In Capo, Inc. v. Dioptics Medical Products, Inc., No. 04-1045 (Fed. Cir. Oct. 25, 2004), the Federal Circuit ruled that a district court exceeded its discretionary authority in dismissing a DJ action. Dioptics Medical Products, Inc. (“Dioptics”) produces “wearover” sunglasses adapted to fit over or clip onto eyeglasses. Capo, Inc. (“Capo”) is a wholesale marketer of sunglasses and has been a customer and reseller of Dioptics’s products since 1988. In 2000, Capo developed its own wear-over sunglasses and was preparing to market the product. When Dioptics learned of Capo’s intentions, it informed Capo that it had several patents and would vigorously enforce its patents against infringers, but that it wished to avoid a legal dispute with a valued customer. The presidents of the two companies had several other exchanges, and Dioptics indicated that it would have no choice but to defend its patents against infringement.

Capo then filed its DJ complaint, seeking a declaration of noninfringement of fourteen Dioptics design patents. Dioptics moved to dismiss the DJ action, contending that it could not have threatened suit for infringement because Dioptics had not seen Capo’s product and no one had analyzed it for infringement of any Dioptics patents. Capo contended that it had definite conviction that Dioptics would sue it for patent infringement unless it withdrew its product from the marketplace. The district court found that the dispute was not sufficiently crystallized for a DJ action.

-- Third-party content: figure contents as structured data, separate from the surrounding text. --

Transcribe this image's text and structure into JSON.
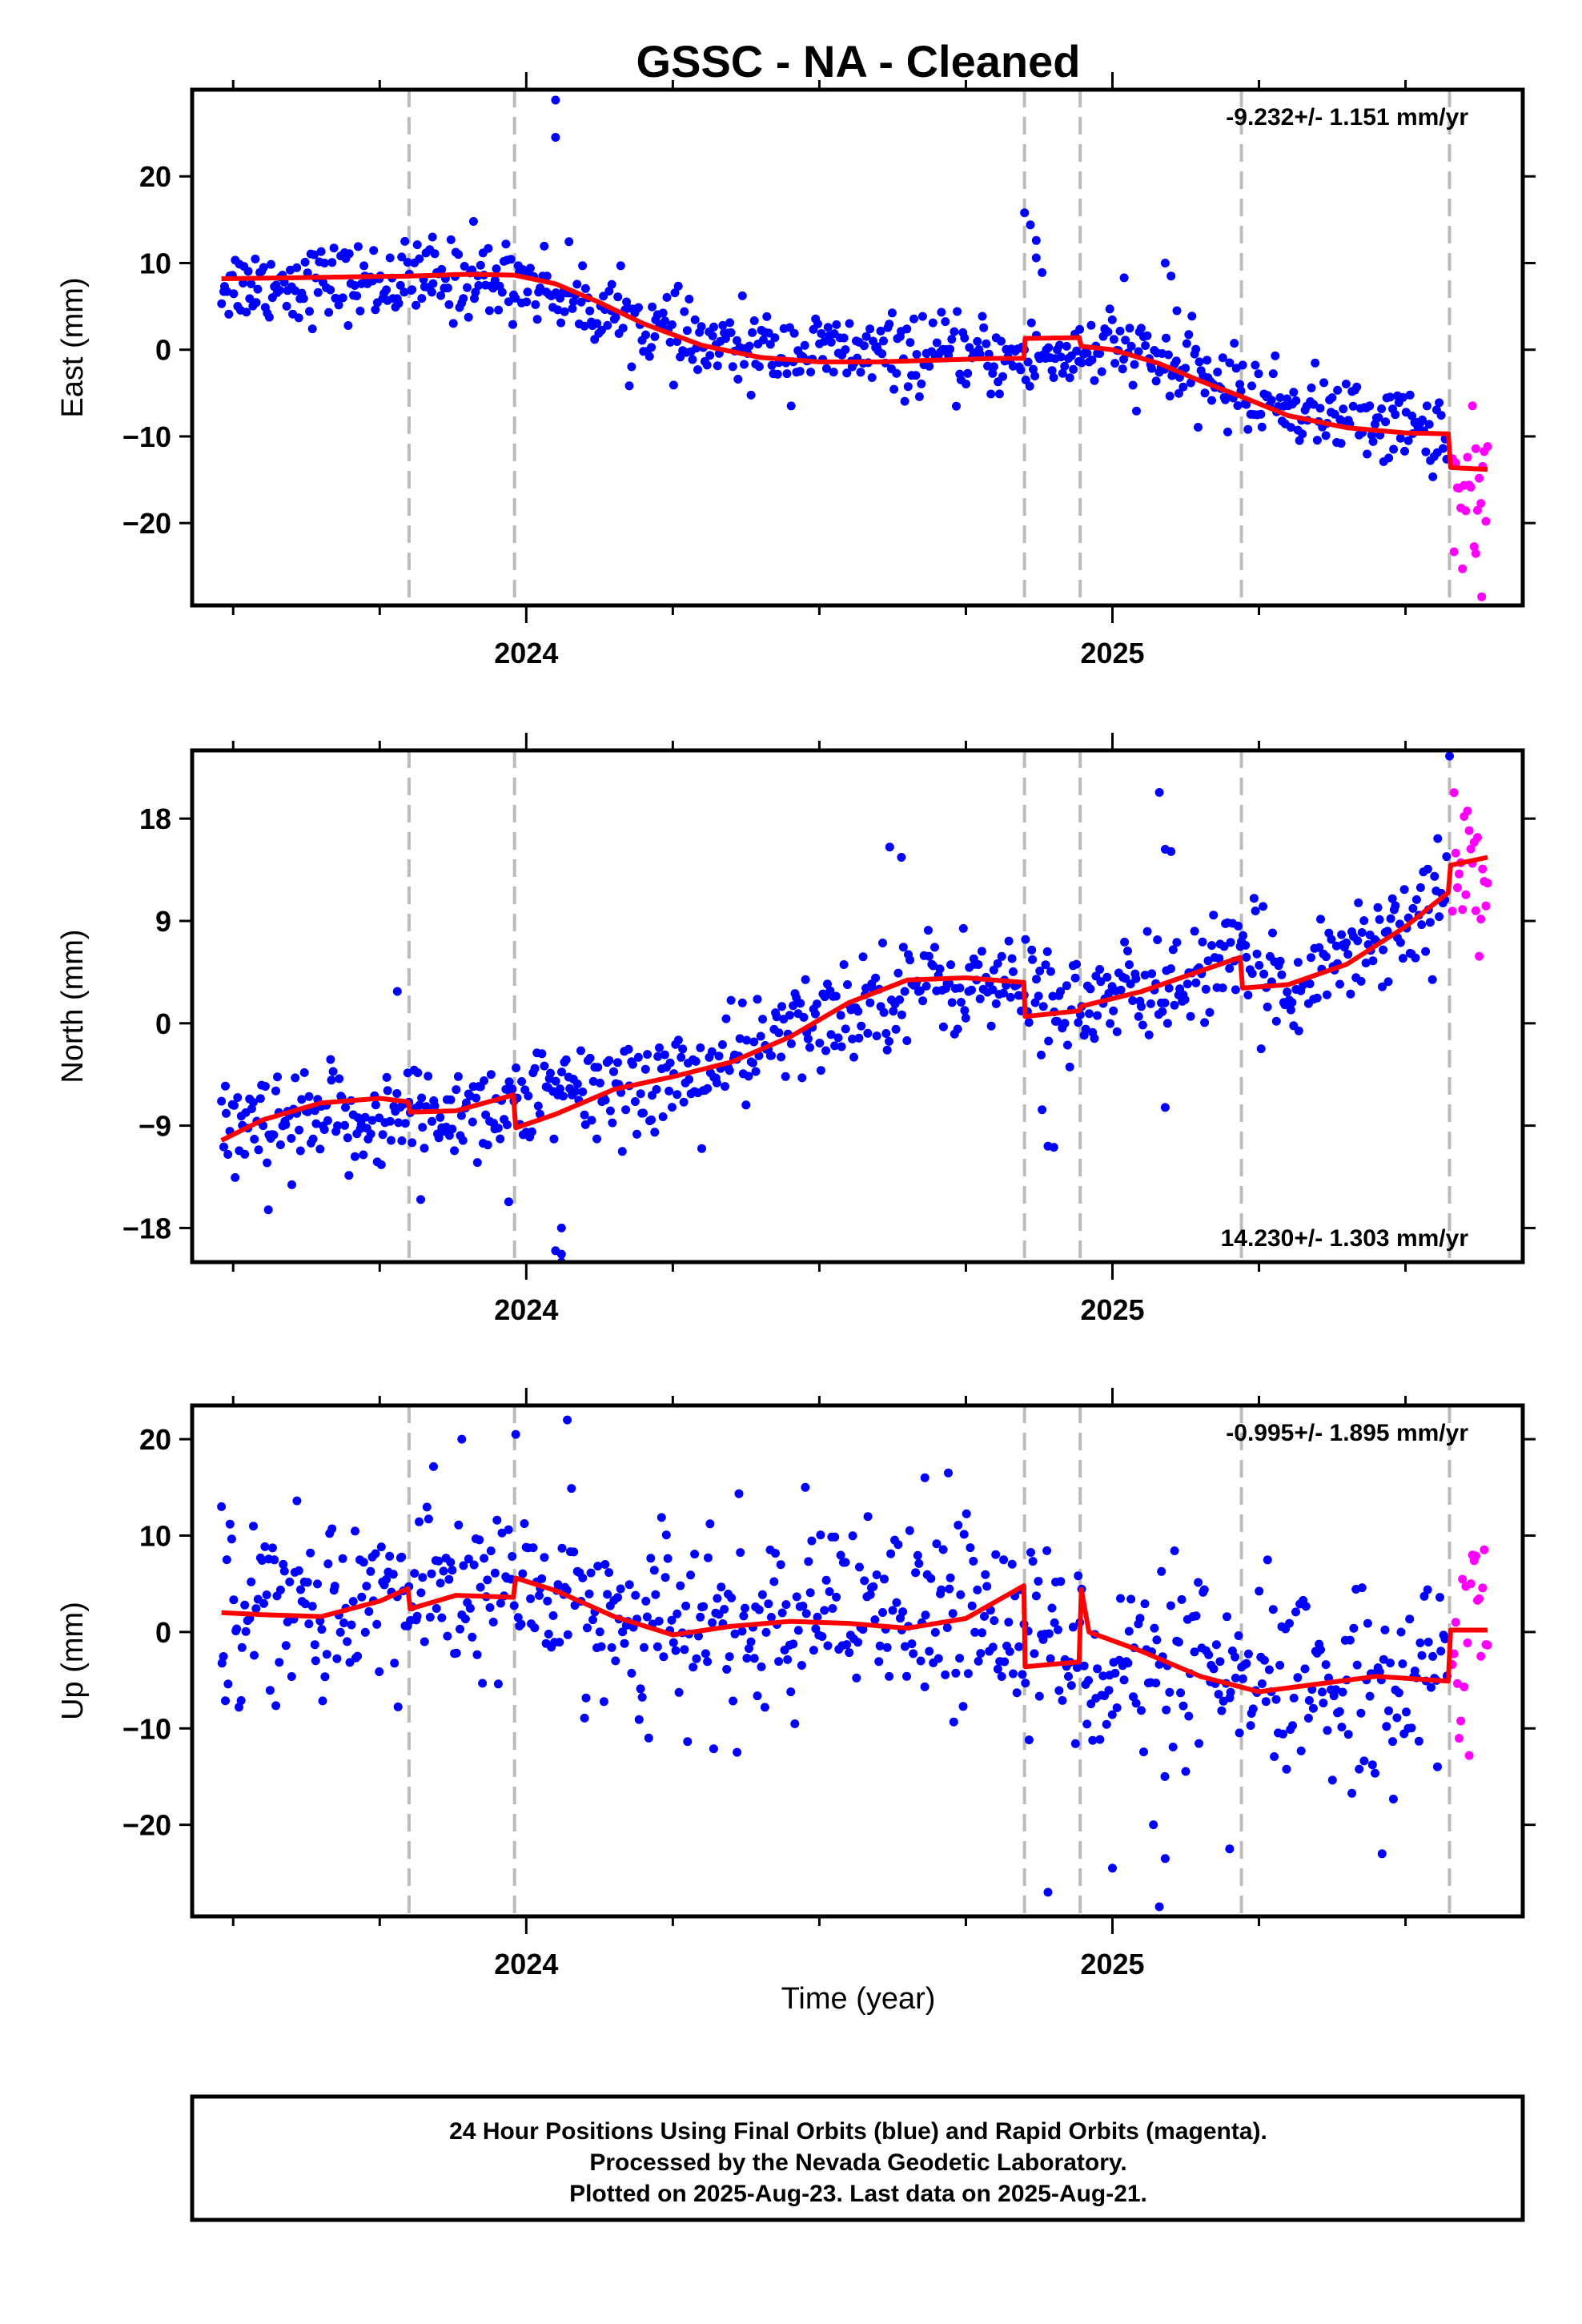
{
  "title": "GSSC  - NA - Cleaned",
  "x_axis_label": "Time (year)",
  "footer_lines": [
    "24 Hour Positions Using Final Orbits (blue) and Rapid Orbits (magenta).",
    "Processed by the Nevada Geodetic Laboratory.",
    "Plotted on 2025-Aug-23. Last data on 2025-Aug-21."
  ],
  "colors": {
    "final_orbits": "#0000ff",
    "rapid_orbits": "#ff00ff",
    "model": "#ff0000",
    "offset_lines": "#bbbbbb"
  },
  "chart_data": [
    {
      "type": "scatter",
      "component": "east",
      "ylabel": "East (mm)",
      "rate_text": "-9.232+/- 1.151 mm/yr",
      "xlim": [
        2023.43,
        2025.7
      ],
      "ylim": [
        -29.5,
        30
      ],
      "x_ticks": [
        2024,
        2025
      ],
      "y_ticks": [
        20,
        10,
        0,
        -10,
        -20
      ],
      "offset_epochs": [
        2023.8,
        2023.98,
        2024.85,
        2024.945,
        2025.22,
        2025.575
      ],
      "model": [
        [
          2023.48,
          8.2
        ],
        [
          2023.6,
          8.3
        ],
        [
          2023.7,
          8.4
        ],
        [
          2023.8,
          8.5
        ],
        [
          2023.9,
          8.7
        ],
        [
          2023.98,
          8.6
        ],
        [
          2024.05,
          7.6
        ],
        [
          2024.12,
          5.6
        ],
        [
          2024.2,
          3.0
        ],
        [
          2024.3,
          0.5
        ],
        [
          2024.4,
          -0.9
        ],
        [
          2024.5,
          -1.4
        ],
        [
          2024.6,
          -1.4
        ],
        [
          2024.7,
          -1.2
        ],
        [
          2024.8,
          -1.0
        ],
        [
          2024.849,
          -1.0
        ],
        [
          2024.851,
          1.3
        ],
        [
          2024.943,
          1.4
        ],
        [
          2024.947,
          0.4
        ],
        [
          2025.0,
          0.0
        ],
        [
          2025.08,
          -1.6
        ],
        [
          2025.15,
          -3.6
        ],
        [
          2025.22,
          -5.4
        ],
        [
          2025.3,
          -7.6
        ],
        [
          2025.4,
          -9.0
        ],
        [
          2025.5,
          -9.6
        ],
        [
          2025.573,
          -9.7
        ],
        [
          2025.577,
          -13.6
        ],
        [
          2025.64,
          -13.8
        ]
      ],
      "final_trend": [
        [
          2023.48,
          7.6
        ],
        [
          2024.0,
          8.0
        ],
        [
          2024.3,
          0.3
        ],
        [
          2024.85,
          -1.2
        ],
        [
          2025.0,
          0.1
        ],
        [
          2025.3,
          -6.5
        ],
        [
          2025.57,
          -9.6
        ]
      ],
      "final_scatter": 2.2,
      "final_count": 700,
      "rapid_trend": [
        [
          2025.58,
          -16.0
        ],
        [
          2025.64,
          -16.0
        ]
      ],
      "rapid_scatter": 4.0,
      "rapid_count": 22,
      "outliers": [
        [
          2024.05,
          28.8
        ],
        [
          2024.05,
          24.5
        ],
        [
          2024.85,
          15.8
        ],
        [
          2024.86,
          14.4
        ],
        [
          2024.87,
          12.6
        ],
        [
          2024.87,
          10.6
        ],
        [
          2024.88,
          8.9
        ],
        [
          2025.09,
          10.0
        ],
        [
          2025.1,
          8.5
        ],
        [
          2025.11,
          4.5
        ],
        [
          2025.02,
          8.3
        ],
        [
          2023.84,
          13.0
        ],
        [
          2023.91,
          14.8
        ],
        [
          2025.63,
          -28.5
        ],
        [
          2025.62,
          -23.5
        ]
      ]
    },
    {
      "type": "scatter",
      "component": "north",
      "ylabel": "North (mm)",
      "rate_text": "14.230+/- 1.303 mm/yr",
      "xlim": [
        2023.43,
        2025.7
      ],
      "ylim": [
        -21,
        24
      ],
      "x_ticks": [
        2024,
        2025
      ],
      "y_ticks": [
        18,
        9,
        0,
        -9,
        -18
      ],
      "offset_epochs": [
        2023.8,
        2023.98,
        2024.85,
        2024.945,
        2025.22,
        2025.575
      ],
      "model": [
        [
          2023.48,
          -10.3
        ],
        [
          2023.55,
          -8.5
        ],
        [
          2023.65,
          -7.0
        ],
        [
          2023.75,
          -6.6
        ],
        [
          2023.798,
          -6.9
        ],
        [
          2023.802,
          -7.8
        ],
        [
          2023.88,
          -7.7
        ],
        [
          2023.978,
          -6.3
        ],
        [
          2023.982,
          -9.2
        ],
        [
          2024.05,
          -8.0
        ],
        [
          2024.15,
          -5.8
        ],
        [
          2024.25,
          -4.7
        ],
        [
          2024.35,
          -3.4
        ],
        [
          2024.45,
          -1.2
        ],
        [
          2024.55,
          1.8
        ],
        [
          2024.65,
          3.8
        ],
        [
          2024.75,
          4.0
        ],
        [
          2024.849,
          3.6
        ],
        [
          2024.851,
          0.6
        ],
        [
          2024.943,
          1.1
        ],
        [
          2024.947,
          1.5
        ],
        [
          2025.05,
          2.8
        ],
        [
          2025.15,
          4.6
        ],
        [
          2025.218,
          5.8
        ],
        [
          2025.222,
          3.1
        ],
        [
          2025.3,
          3.4
        ],
        [
          2025.4,
          5.2
        ],
        [
          2025.5,
          8.5
        ],
        [
          2025.573,
          11.5
        ],
        [
          2025.577,
          13.9
        ],
        [
          2025.64,
          14.6
        ]
      ],
      "final_trend": [
        [
          2023.48,
          -9.8
        ],
        [
          2023.98,
          -7.0
        ],
        [
          2024.3,
          -4.5
        ],
        [
          2024.65,
          3.6
        ],
        [
          2024.85,
          3.2
        ],
        [
          2024.95,
          1.3
        ],
        [
          2025.22,
          5.5
        ],
        [
          2025.3,
          3.5
        ],
        [
          2025.57,
          11.0
        ]
      ],
      "final_scatter": 2.3,
      "final_count": 700,
      "rapid_trend": [
        [
          2025.58,
          14.0
        ],
        [
          2025.64,
          14.5
        ]
      ],
      "rapid_scatter": 3.0,
      "rapid_count": 22,
      "outliers": [
        [
          2023.56,
          -16.4
        ],
        [
          2023.78,
          2.8
        ],
        [
          2024.06,
          -18.0
        ],
        [
          2024.05,
          -20.0
        ],
        [
          2024.06,
          -20.3
        ],
        [
          2024.06,
          -21.0
        ],
        [
          2024.89,
          -10.8
        ],
        [
          2024.9,
          -10.9
        ],
        [
          2024.88,
          -7.6
        ],
        [
          2025.08,
          20.3
        ],
        [
          2025.09,
          15.3
        ],
        [
          2025.1,
          15.1
        ],
        [
          2025.09,
          -7.4
        ],
        [
          2023.6,
          -14.2
        ],
        [
          2023.82,
          -15.5
        ],
        [
          2023.97,
          -15.7
        ],
        [
          2025.575,
          23.5
        ],
        [
          2024.62,
          15.5
        ],
        [
          2024.64,
          14.6
        ]
      ]
    },
    {
      "type": "scatter",
      "component": "up",
      "ylabel": "Up (mm)",
      "rate_text": "-0.995+/- 1.895 mm/yr",
      "xlim": [
        2023.43,
        2025.7
      ],
      "ylim": [
        -29.5,
        23.5
      ],
      "x_ticks": [
        2024,
        2025
      ],
      "y_ticks": [
        20,
        10,
        0,
        -10,
        -20
      ],
      "offset_epochs": [
        2023.8,
        2023.98,
        2024.85,
        2024.945,
        2025.22,
        2025.575
      ],
      "model": [
        [
          2023.48,
          2.0
        ],
        [
          2023.55,
          1.8
        ],
        [
          2023.65,
          1.6
        ],
        [
          2023.75,
          3.2
        ],
        [
          2023.798,
          4.5
        ],
        [
          2023.802,
          2.4
        ],
        [
          2023.88,
          3.8
        ],
        [
          2023.978,
          3.6
        ],
        [
          2023.982,
          5.6
        ],
        [
          2024.05,
          4.3
        ],
        [
          2024.15,
          1.6
        ],
        [
          2024.25,
          -0.3
        ],
        [
          2024.35,
          0.6
        ],
        [
          2024.45,
          1.1
        ],
        [
          2024.55,
          0.9
        ],
        [
          2024.65,
          0.4
        ],
        [
          2024.75,
          1.4
        ],
        [
          2024.849,
          4.8
        ],
        [
          2024.851,
          -3.6
        ],
        [
          2024.943,
          -3.1
        ],
        [
          2024.947,
          4.4
        ],
        [
          2024.96,
          0.0
        ],
        [
          2025.05,
          -2.0
        ],
        [
          2025.15,
          -4.6
        ],
        [
          2025.25,
          -6.2
        ],
        [
          2025.35,
          -5.4
        ],
        [
          2025.45,
          -4.6
        ],
        [
          2025.573,
          -5.1
        ],
        [
          2025.577,
          0.2
        ],
        [
          2025.64,
          0.2
        ]
      ],
      "final_trend": [
        [
          2023.48,
          2.5
        ],
        [
          2023.98,
          4.5
        ],
        [
          2024.25,
          0.0
        ],
        [
          2024.85,
          2.0
        ],
        [
          2024.94,
          -3.0
        ],
        [
          2025.25,
          -6.0
        ],
        [
          2025.57,
          -4.5
        ]
      ],
      "final_scatter": 4.8,
      "final_count": 700,
      "rapid_trend": [
        [
          2025.58,
          2.0
        ],
        [
          2025.64,
          2.5
        ]
      ],
      "rapid_scatter": 8.0,
      "rapid_count": 22,
      "outliers": [
        [
          2023.89,
          20.0
        ],
        [
          2024.07,
          22.0
        ],
        [
          2024.89,
          -27.0
        ],
        [
          2025.08,
          -28.5
        ],
        [
          2025.09,
          -23.5
        ],
        [
          2025.07,
          -20.0
        ],
        [
          2025.2,
          -22.5
        ],
        [
          2025.0,
          -24.5
        ],
        [
          2024.68,
          16.0
        ],
        [
          2024.72,
          16.5
        ],
        [
          2025.46,
          -23.0
        ],
        [
          2023.48,
          13.0
        ]
      ]
    }
  ]
}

The Federal Circuit concluded that Dioptics’s threats were not aimed at negotiation but at impeding a competitor’s commercial activity. Its threats created the reasonable apprehension of suit in Capo. The Court rejected Dioptics’s argument that it had not adequately investigated Capo’s infringement, and concluded that Capo was not required to verify the extent to which the accuser had studied the accused product before acting to declare its commercial rights. Accordingly, the Federal Circuit ruled that the district court had erred in declining to find that Capo had a reasonable apprehension of suit.